Sur le désistement de Mme [W] [L] [S]

Mme [S] se désiste de son appel incident envers ses adversaires. Ce désistement est parfait à l'encontre de la société Casino qui l'accepte et de M. [S], qui ne présente pas de demandes à son encontre.

Ce désistement n'est pas parfait à l'encontre de M. [K] dont les demandes à l'encontre de Mme [S] doivent être examinées.

Le désistement de la société Casino envers Mme [S] est également constaté.

Sur la créance de la société Distribution Casino France

M. [S] fait valoir que :

- la société Casino a la charge de la preuve de sa créance de la remise des marchandises d'une part, et du déficit allégué et de son imputabilité d'autre part mais les documents produits ne sont pas détaillés et ne permettent pas de déterminer la provenance du déficit, l'inventaire n'a pas été réalisé à son contradictoire ; il n'a signé ni approuvé aucun compte,

- la société n Casino ne lui a pas notifié de documents, de sorte qu'il ne peut lui être reproché une absence de contestation dans les délais et le défaut de notification des comptes d'inventaire ou leur notification tardive les rend inopposables à son encontre,

- la société Casino a manqué de diligence et particulièrement à son obligation contractuelle d'information régulière des cogérants en ne transmettant pas de situations de comptes ; la cogérance n'a donc pas été en mesure d'en avoir une connaissance exacte ; il est difficile d'établir le montant de la dette.

M. [K] fait valoir que :

- la société Casino n'a jamais remis à la cogérance de justificatifs détaillés du compte général de dépôt, de sorte qu'il n'est pas possible de justifier ou contester les sommes réclamées et il a réclamé en première instance une expertise afin d'établir la dette en l'absence de justificatifs détaillés,

- la société Casino a manqué de diligence en ne respectant pas l'obligation contractuelle qui lui incombait de fournir mensuellement aux cogérants une situation de compte ; la cogérance n'était donc pas informée de l'évolution du compte général de dépôt.

La société Distribution Casino France fait valoir que :

- la reddition des comptes entre les parties à l'issue du contrat de cogérance relève des modalités commerciales d'exploitation, les cogérants sont dépositaires des marchandises confiées en début et en cours d'exécution du contrat, avec mandat de les vendre,

- la comparaison avec le stock réel lors des inventaires en cours d'exécution du contrat et à la fin du contrat ont fait apparaître un déficit,

- les gérants ont tous été destinataires de façon régulière des relevés détaillés ; leur absence de contestation emporte approbation des comptes entre les parties, les inventaires ont eu lieu contradictoirement sous le contrôle des gérants, qui n'ont pas émis de contestations, de sorte qu'ils leurs sont opposables,

- les cogérants n'apportent aucun élément comptable probant à l'appui de leurs contestations de la dette, de sorte qu'ils sont de mauvaise foi à contester les éléments comptables retraçant leur gestion,

- compte tenu des règlements de M. [A], caution personnelle, et de Mme [S], le montant de la créance réactualisée est de 21.024,91 euros, outre intérêts capitalisés par année entière à compter de la mise en demeure du 26 août 2013.

Sur ce,

Il est rappelé que le contrat signé par les cogérants est soumis aux dispositions des articles L 7322-1 et suivants du code du travail et de l'accord collectif national des maisons d'alimentation à succursales, supermarchés, hypermarchés, gérants mandataires non salariés du 18 juillet 1963 modifié.
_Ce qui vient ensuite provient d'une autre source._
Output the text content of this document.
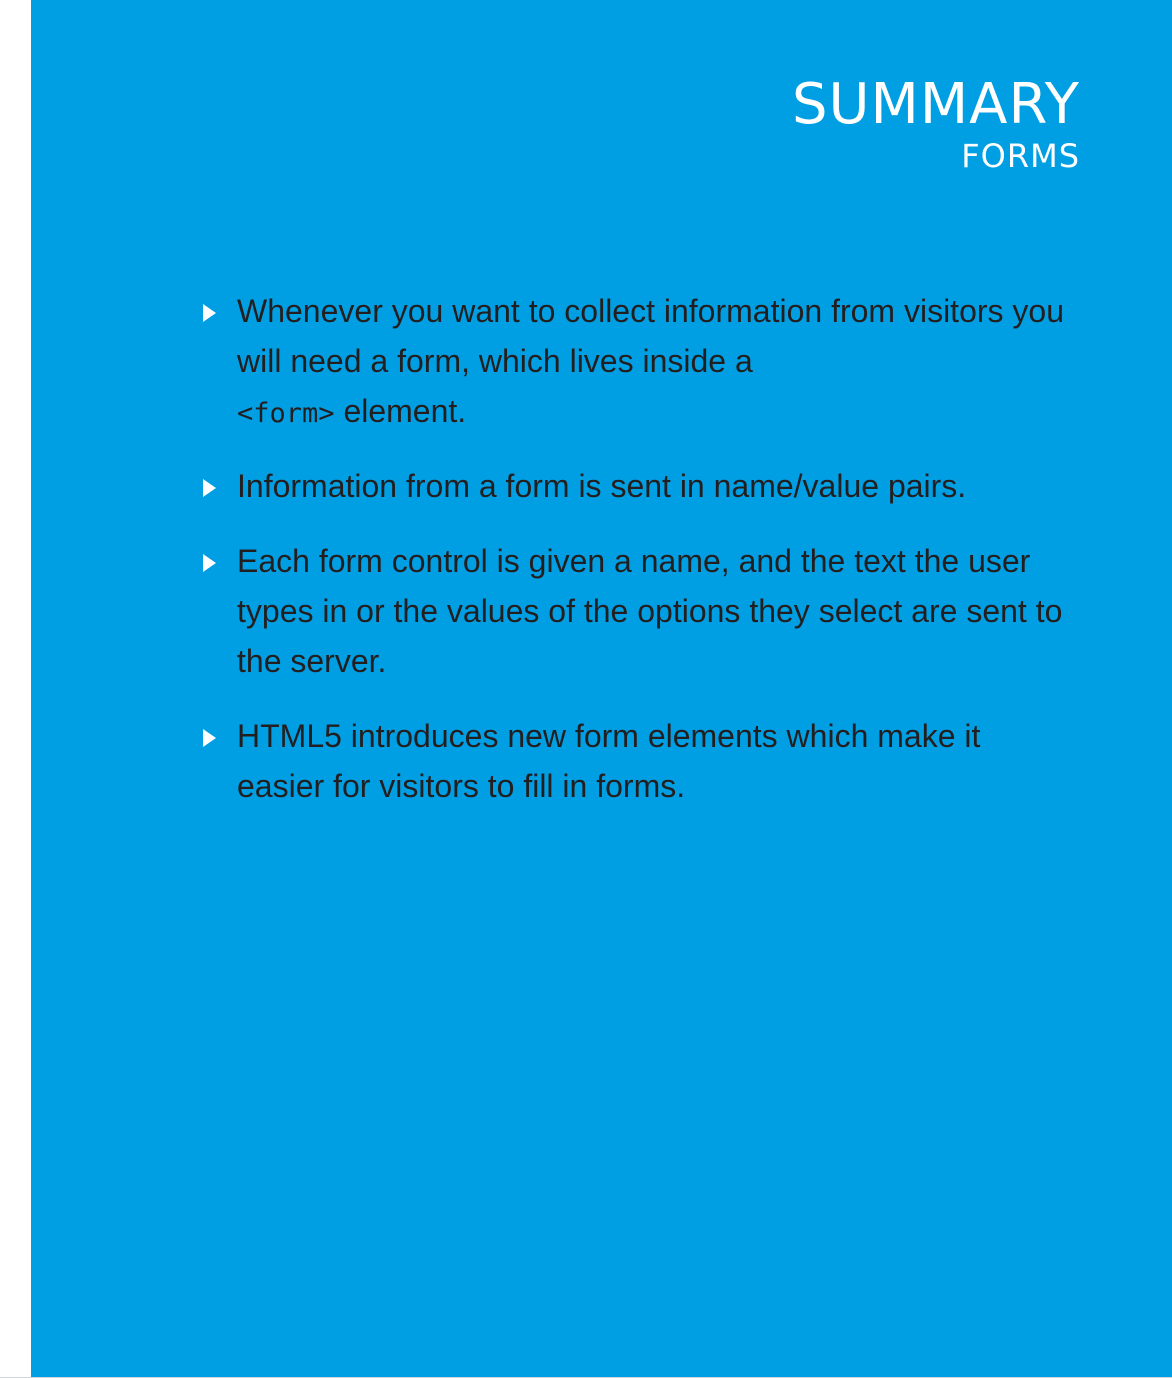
SUMMARY
FORMS
Whenever you want to collect information from visitors you will need a form, which lives inside a
<form> element.
Information from a form is sent in name/value pairs.
Each form control is given a name, and the text the user types in or the values of the options they select are sent to the server.
HTML5 introduces new form elements which make it easier for visitors to fill in forms.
Le statut qui en découle permet au cogérant de bénéficier d'une certaine indépendance tout en bénéficiant d'un statut légal et conventionnel. Le gérant n'est pas un salarié. La reddition des comptes relève de la compétence des tribunaux de commerce.
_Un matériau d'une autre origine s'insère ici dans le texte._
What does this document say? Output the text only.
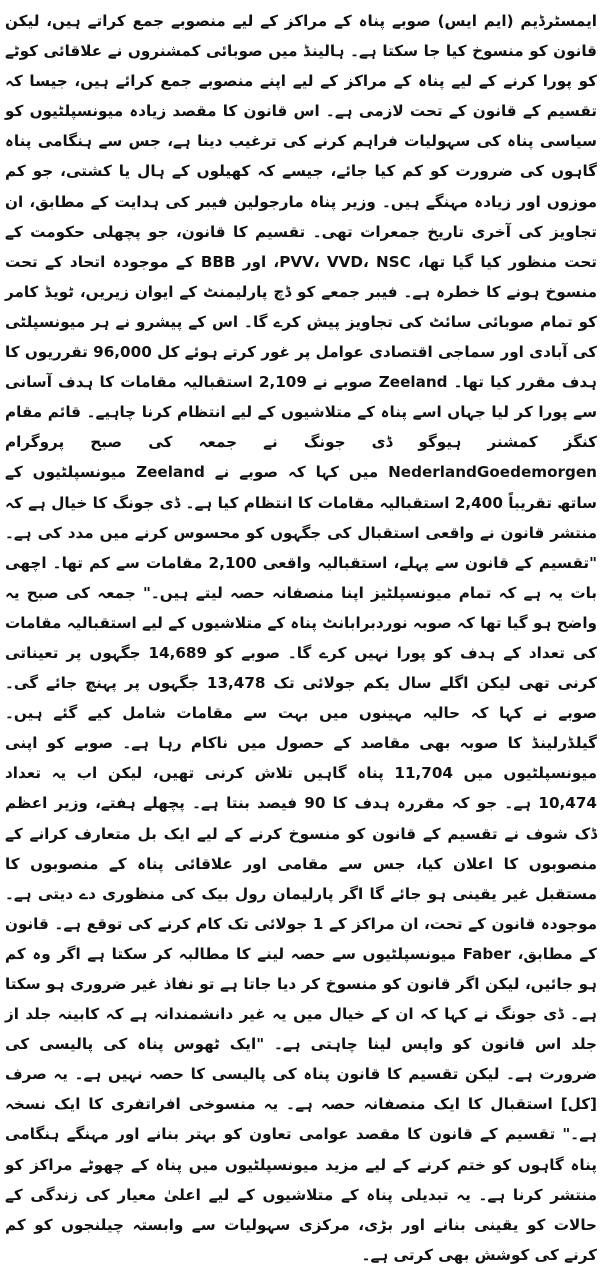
ایمسٹرڈیم (ایم ایس) صوبے پناہ کے مراکز کے لیے منصوبے جمع کراتے ہیں، لیکن قانون کو منسوخ کیا جا سکتا ہے۔ ہالینڈ میں صوبائی کمشنروں نے علاقائی کوٹے کو پورا کرنے کے لیے پناہ کے مراکز کے لیے اپنے منصوبے جمع کرائے ہیں، جیسا کہ تقسیم کے قانون کے تحت لازمی ہے۔ اس قانون کا مقصد زیادہ میونسپلٹیوں کو سیاسی پناہ کی سہولیات فراہم کرنے کی ترغیب دینا ہے، جس سے ہنگامی پناہ گاہوں کی ضرورت کو کم کیا جائے، جیسے کہ کھیلوں کے ہال یا کشتی، جو کم موزوں اور زیادہ مہنگے ہیں۔ وزیر پناہ مارجولین فیبر کی ہدایت کے مطابق، ان تجاویز کی آخری تاریخ جمعرات تھی۔ تقسیم کا قانون، جو پچھلی حکومت کے تحت منظور کیا گیا تھا، PVV، VVD، NSC، اور BBB کے موجودہ اتحاد کے تحت منسوخ ہونے کا خطرہ ہے۔ فیبر جمعے کو ڈچ پارلیمنٹ کے ایوان زیریں، ٹویڈ کامر کو تمام صوبائی سائٹ کی تجاویز پیش کرے گا۔ اس کے پیشرو نے ہر میونسپلٹی کی آبادی اور سماجی اقتصادی عوامل پر غور کرتے ہوئے کل 96,000 تقرریوں کا ہدف مقرر کیا تھا۔ Zeeland صوبے نے 2,109 استقبالیہ مقامات کا ہدف آسانی سے پورا کر لیا جہاں اسے پناہ کے متلاشیوں کے لیے انتظام کرنا چاہیے۔ قائم مقام کنگز کمشنر ہیوگو ڈی جونگ نے جمعہ کی صبح پروگرام NederlandGoedemorgen میں کہا کہ صوبے نے Zeeland میونسپلٹیوں کے ساتھ تقریباً 2,400 استقبالیہ مقامات کا انتظام کیا ہے۔ ڈی جونگ کا خیال ہے کہ منتشر قانون نے واقعی استقبال کی جگہوں کو محسوس کرنے میں مدد کی ہے۔ "تقسیم کے قانون سے پہلے، استقبالیہ واقعی 2,100 مقامات سے کم تھا۔ اچھی بات یہ ہے کہ تمام میونسپلٹیز اپنا منصفانہ حصہ لیتے ہیں۔" جمعہ کی صبح یہ واضح ہو گیا تھا کہ صوبہ نوردبرابانٹ پناہ کے متلاشیوں کے لیے استقبالیہ مقامات کی تعداد کے ہدف کو پورا نہیں کرے گا۔ صوبے کو 14,689 جگہوں پر تعیناتی کرنی تھی لیکن اگلے سال یکم جولائی تک 13,478 جگہوں پر پہنچ جائے گی۔ صوبے نے کہا کہ حالیہ مہینوں میں بہت سے مقامات شامل کیے گئے ہیں۔ گیلڈرلینڈ کا صوبہ بھی مقاصد کے حصول میں ناکام رہا ہے۔ صوبے کو اپنی میونسپلٹیوں میں 11,704 پناہ گاہیں تلاش کرنی تھیں، لیکن اب یہ تعداد 10,474 ہے۔ جو کہ مقررہ ہدف کا 90 فیصد بنتا ہے۔ پچھلے ہفتے، وزیر اعظم ڈک شوف نے تقسیم کے قانون کو منسوخ کرنے کے لیے ایک بل متعارف کرانے کے منصوبوں کا اعلان کیا، جس سے مقامی اور علاقائی پناہ کے منصوبوں کا مستقبل غیر یقینی ہو جائے گا اگر پارلیمان رول بیک کی منظوری دے دیتی ہے۔ موجودہ قانون کے تحت، ان مراکز کے 1 جولائی تک کام کرنے کی توقع ہے۔ قانون کے مطابق، Faber میونسپلٹیوں سے حصہ لینے کا مطالبہ کر سکتا ہے اگر وہ کم ہو جائیں، لیکن اگر قانون کو منسوخ کر دیا جاتا ہے تو نفاذ غیر ضروری ہو سکتا ہے۔ ڈی جونگ نے کہا کہ ان کے خیال میں یہ غیر دانشمندانہ ہے کہ کابینہ جلد از جلد اس قانون کو واپس لینا چاہتی ہے۔ "ایک ٹھوس پناہ کی پالیسی کی ضرورت ہے۔ لیکن تقسیم کا قانون پناہ کی پالیسی کا حصہ نہیں ہے۔ یہ صرف [کل] استقبال کا ایک منصفانہ حصہ ہے۔ یہ منسوخی افراتفری کا ایک نسخہ ہے۔" تقسیم کے قانون کا مقصد عوامی تعاون کو بہتر بنانے اور مہنگے ہنگامی پناہ گاہوں کو ختم کرنے کے لیے مزید میونسپلٹیوں میں پناہ کے چھوٹے مراکز کو منتشر کرنا ہے۔ یہ تبدیلی پناہ کے متلاشیوں کے لیے اعلیٰ معیار کی زندگی کے حالات کو یقینی بنانے اور بڑی، مرکزی سہولیات سے وابستہ چیلنجوں کو کم کرنے کی کوشش بھی کرتی ہے۔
Il est également rappelé que selon l'article 1991 alinéa 1er du code civil, 'Le mandataire est tenu d'accomplir le mandat tant qu'il en demeure chargé, et répond des dommages-intérêts qui pourraient résulter de son inexécution.' et selon l'article 1992 alinéa 1e, 'Le mandataire répond non seulement du dol, mais encore des fautes qu'il commet dans sa gestion.'

Il est constant que les cogérants, mandataires non salariés, perçoivent des commissions calculées sur le chiffre d'affaire brut de la supérette. Ils sont seulement dépositaires avec mandat de vente des marchandises confiées par la société Casino en début puis en cours d'exécution du contrat des marchandises commandées en vue du réapprovisionnement. Il est ainsi procédé à un inventaire contradictoire en début de contrat, des marchandises et emballages, ce qui constitue le stock de départ. Chaque mois, il est reconstitué un stock théorique de la marchandise en stock dans la supérette et égal au stock théorique de début de mois augmenté des commandes passées dans le mois et diminué des recettes réalisées au titre des ventes sur la même période. Ce stock théorique devient celui du mois suivant.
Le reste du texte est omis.